On the aspect of the association between DM retinopathy and cardiovascular diseases such as stroke or CAD, prior studies have addressed that patients with type 2 diabetes and DME or PDR have an increased risk of cardiovascular events [30]. In our present study, we found DME patient with stroke had a 6.4-fold increase in the relative risk of developing into another DME subtypes. This finding may account for the relationship between stroke and severe diabetes, or the relevant confounding factors related to stroke. Moreover, for patients taking aspirin regularly, the anti-inflammatory agent as a confounding factor may block the gap junction communication between the RPE cells, damage retinal microenvironment [31], and possibly worsen the progression of DME.

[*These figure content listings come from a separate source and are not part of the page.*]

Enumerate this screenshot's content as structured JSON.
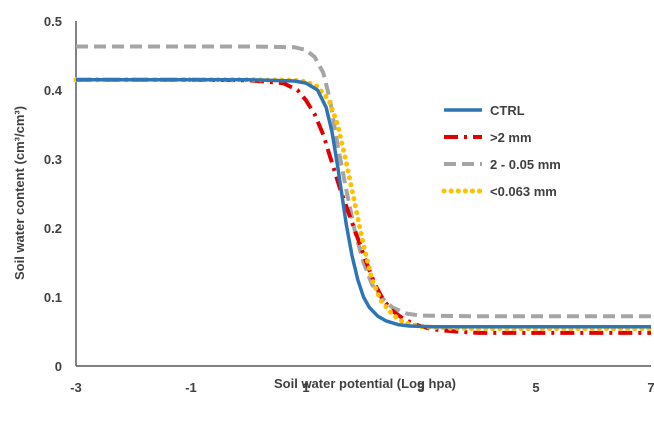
{
  "chart_data": {
    "type": "line",
    "xlabel": "Soil water potential (Log hpa)",
    "ylabel": "Soil water content (cm³/cm³)",
    "xlim": [
      -3,
      7
    ],
    "ylim": [
      0,
      0.5
    ],
    "x_ticks": [
      "-3",
      "-1",
      "1",
      "3",
      "5",
      "7"
    ],
    "y_ticks": [
      "0",
      "0.1",
      "0.2",
      "0.3",
      "0.4",
      "0.5"
    ],
    "grid": false,
    "legend_position": "right",
    "series": [
      {
        "name": "CTRL",
        "color": "#2E75B6",
        "style": "solid",
        "x": [
          -3,
          -1,
          0,
          0.8,
          1.0,
          1.2,
          1.35,
          1.45,
          1.55,
          1.62,
          1.7,
          1.8,
          1.9,
          2.0,
          2.1,
          2.25,
          2.4,
          2.6,
          2.8,
          3.2,
          4,
          5,
          6,
          7
        ],
        "y": [
          0.415,
          0.415,
          0.415,
          0.413,
          0.41,
          0.4,
          0.375,
          0.34,
          0.29,
          0.25,
          0.205,
          0.16,
          0.125,
          0.1,
          0.085,
          0.072,
          0.065,
          0.06,
          0.058,
          0.057,
          0.057,
          0.057,
          0.057,
          0.057
        ]
      },
      {
        "name": ">2 mm",
        "color": "#E00000",
        "style": "dashdot",
        "x": [
          -3,
          -1,
          0,
          0.6,
          0.85,
          1.0,
          1.15,
          1.3,
          1.45,
          1.6,
          1.75,
          1.9,
          2.05,
          2.2,
          2.35,
          2.5,
          2.7,
          2.9,
          3.2,
          3.6,
          4,
          5,
          6,
          7
        ],
        "y": [
          0.415,
          0.415,
          0.414,
          0.41,
          0.4,
          0.385,
          0.365,
          0.335,
          0.295,
          0.255,
          0.22,
          0.185,
          0.15,
          0.118,
          0.095,
          0.08,
          0.068,
          0.06,
          0.053,
          0.05,
          0.048,
          0.048,
          0.048,
          0.048
        ]
      },
      {
        "name": "2 - 0.05 mm",
        "color": "#A5A5A5",
        "style": "dashed",
        "x": [
          -3,
          -1,
          0,
          0.8,
          1.0,
          1.15,
          1.3,
          1.42,
          1.55,
          1.7,
          1.85,
          2.0,
          2.15,
          2.3,
          2.5,
          2.75,
          3.0,
          4,
          5,
          6,
          7
        ],
        "y": [
          0.463,
          0.463,
          0.463,
          0.462,
          0.458,
          0.448,
          0.425,
          0.385,
          0.32,
          0.255,
          0.195,
          0.15,
          0.118,
          0.1,
          0.085,
          0.076,
          0.073,
          0.072,
          0.072,
          0.072,
          0.072
        ]
      },
      {
        "name": "<0.063 mm",
        "color": "#FFC000",
        "style": "dotted",
        "x": [
          -3,
          -1,
          0,
          0.8,
          1.0,
          1.2,
          1.4,
          1.55,
          1.7,
          1.85,
          2.0,
          2.15,
          2.3,
          2.5,
          2.7,
          3.0,
          3.5,
          4,
          5,
          6,
          7
        ],
        "y": [
          0.415,
          0.415,
          0.415,
          0.414,
          0.412,
          0.405,
          0.385,
          0.35,
          0.295,
          0.235,
          0.175,
          0.125,
          0.095,
          0.075,
          0.063,
          0.057,
          0.055,
          0.054,
          0.054,
          0.054,
          0.054
        ]
      }
    ]
  }
}
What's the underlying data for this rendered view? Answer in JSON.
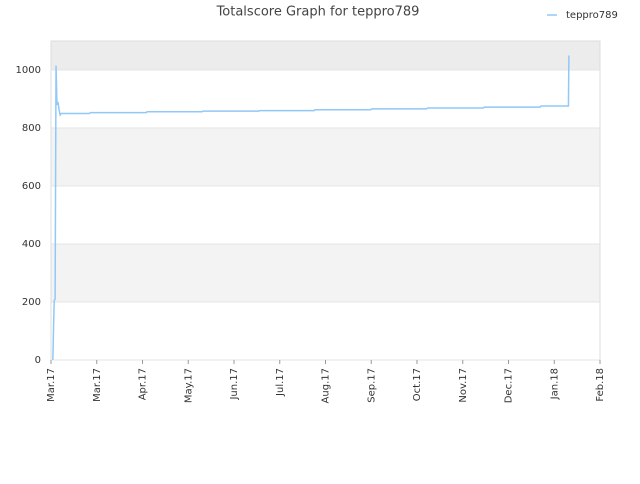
{
  "chart_data": {
    "type": "line",
    "title": "Totalscore Graph for teppro789",
    "x": [
      0.04,
      0.06,
      0.07,
      0.09,
      0.11,
      0.13,
      0.15,
      0.18,
      0.2,
      0.22,
      0.84,
      0.86,
      2.08,
      2.1,
      3.3,
      3.32,
      4.54,
      4.56,
      5.75,
      5.77,
      6.99,
      7.01,
      8.21,
      8.23,
      9.45,
      9.47,
      10.69,
      10.71,
      11.31,
      11.32
    ],
    "series": [
      {
        "name": "teppro789",
        "color": "#90c8f8",
        "values": [
          0,
          140,
          205,
          210,
          1015,
          880,
          890,
          860,
          845,
          850,
          850,
          853,
          853,
          856,
          856,
          858,
          858,
          860,
          860,
          863,
          863,
          866,
          866,
          869,
          869,
          872,
          872,
          876,
          876,
          1050
        ]
      }
    ],
    "xlim": [
      0,
      12
    ],
    "xticks": [
      {
        "value": 0,
        "label": "Mar.17"
      },
      {
        "value": 1,
        "label": "Mar.17"
      },
      {
        "value": 2,
        "label": "Apr.17"
      },
      {
        "value": 3,
        "label": "May.17"
      },
      {
        "value": 4,
        "label": "Jun.17"
      },
      {
        "value": 5,
        "label": "Jul.17"
      },
      {
        "value": 6,
        "label": "Aug.17"
      },
      {
        "value": 7,
        "label": "Sep.17"
      },
      {
        "value": 8,
        "label": "Oct.17"
      },
      {
        "value": 9,
        "label": "Nov.17"
      },
      {
        "value": 10,
        "label": "Dec.17"
      },
      {
        "value": 11,
        "label": "Jan.18"
      },
      {
        "value": 12,
        "label": "Feb.18"
      }
    ],
    "ylim": [
      0,
      1100
    ],
    "yticks": [
      0,
      200,
      400,
      600,
      800,
      1000
    ],
    "grid": true,
    "legend": "top-right"
  }
}
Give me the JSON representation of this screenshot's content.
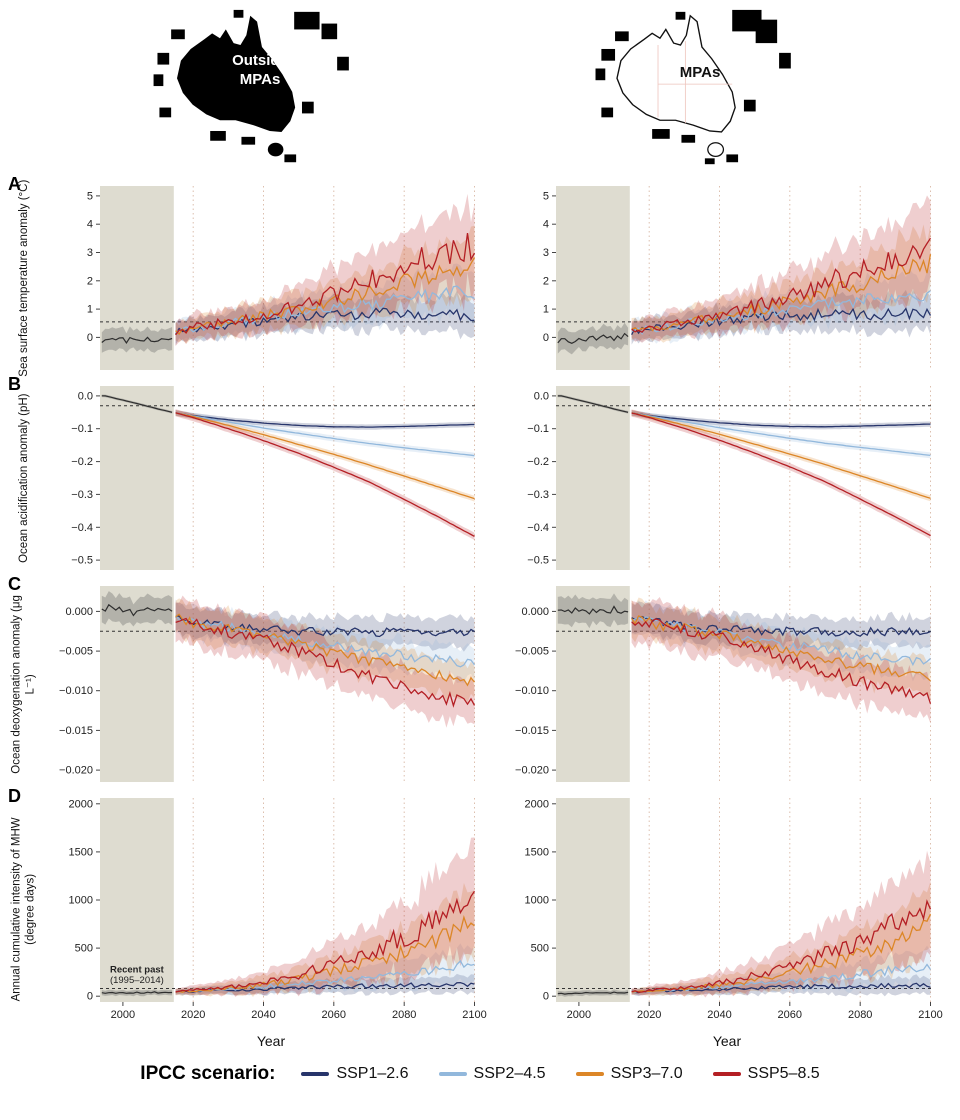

Our study has several limitations to be noted. First, this nonrandomized and uncontrolled study retrospectively collected data from a relatively small number of patients without standardized treatment regimen. Second, due to the reimbursement limitations, most patients were undertreated with a mean number of 5.33 injections over 24 months. Data were derived from poor-quality images, previous treatments, or short follow-up period resulted in relative large number of excluded cases. Yet, eyes with different duration of DME, control of DM, and timing for injections were not evaluated, reflecting real-life conditions in clinical practice.

5. Conclusions

In summary, macula edema disappeared rapidly after IVIR treatment and might recur or even evolve to other subtypes over time, indicating a disease progression with poor structure and visual outcome. Pathologic fibrocellular changes at the vitreomacular interface were the most common type of changes and presented in all eyes with DME regardless of the type of macular edema as classified by SD-OCT. We suppose SRD may be an indicator of earlier stage DME, which responds well to IVIR and seldom transforms into other subtypes under intravitreal anti-VEGF therapy. Future research should focus on exploring different etiologies in DME, which would allow clinicians to offer more precise and individualized treatments.